Gastspiel: Eingeladen zu den 12. Wasserburger Theatertage 2016 (Darstellerpreis für Heiko Dietz)

Martin ist ein erfolgreicher und preisgekrönter Architekt. Er und seine Frau Stevie haben kürzlich eine Farm gekauft, ein Landdomizil, das Refugium und Krönung ihrer wunderbaren und beständigen Verbindung sein soll, in der fast ein Vierteljahrhundert lang keiner der Partner je das Bedürfnis zum Seitensprung verspürt hat.

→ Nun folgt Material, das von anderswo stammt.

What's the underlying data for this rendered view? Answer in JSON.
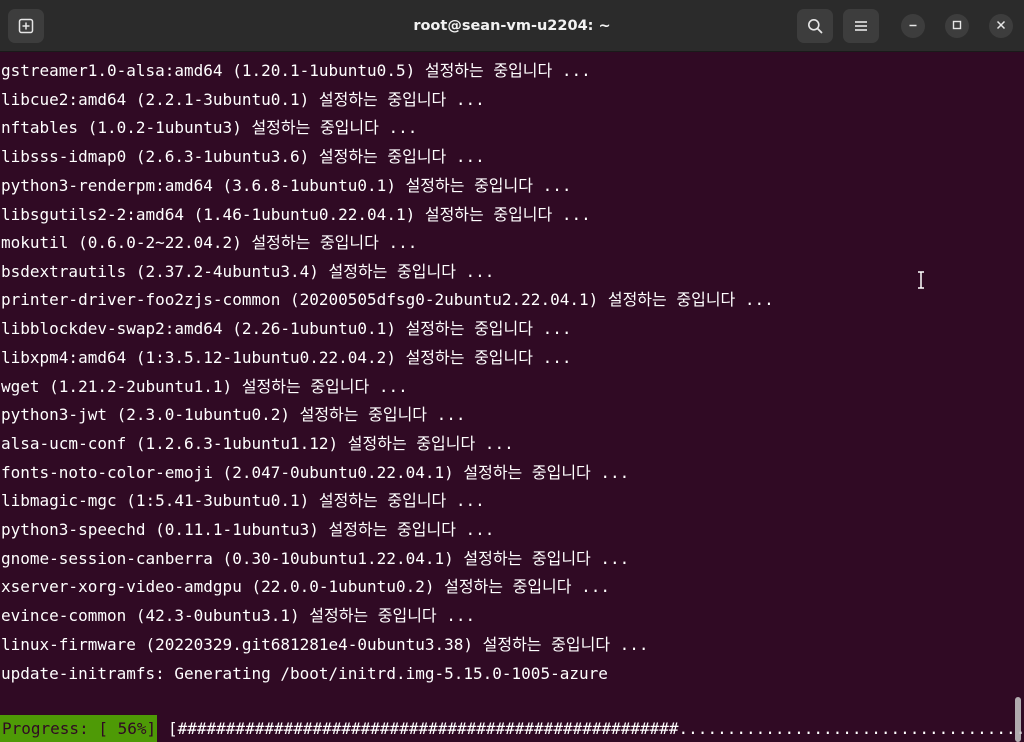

Eine unerwartete Begegnung auf dem Lande aber bringt Risse ins Ehe-Idyll. Martin entflammt in unentrinnbarer Leidenschaft für eine Ziege und stürzt sich in seine erste außereheliche Beziehung. Die alte Geschichte vom Zerbrechen einer heilen Welt nimmt ihren Lauf und Edward Albee erzählt sie neu, komisch und tragisch zugleich.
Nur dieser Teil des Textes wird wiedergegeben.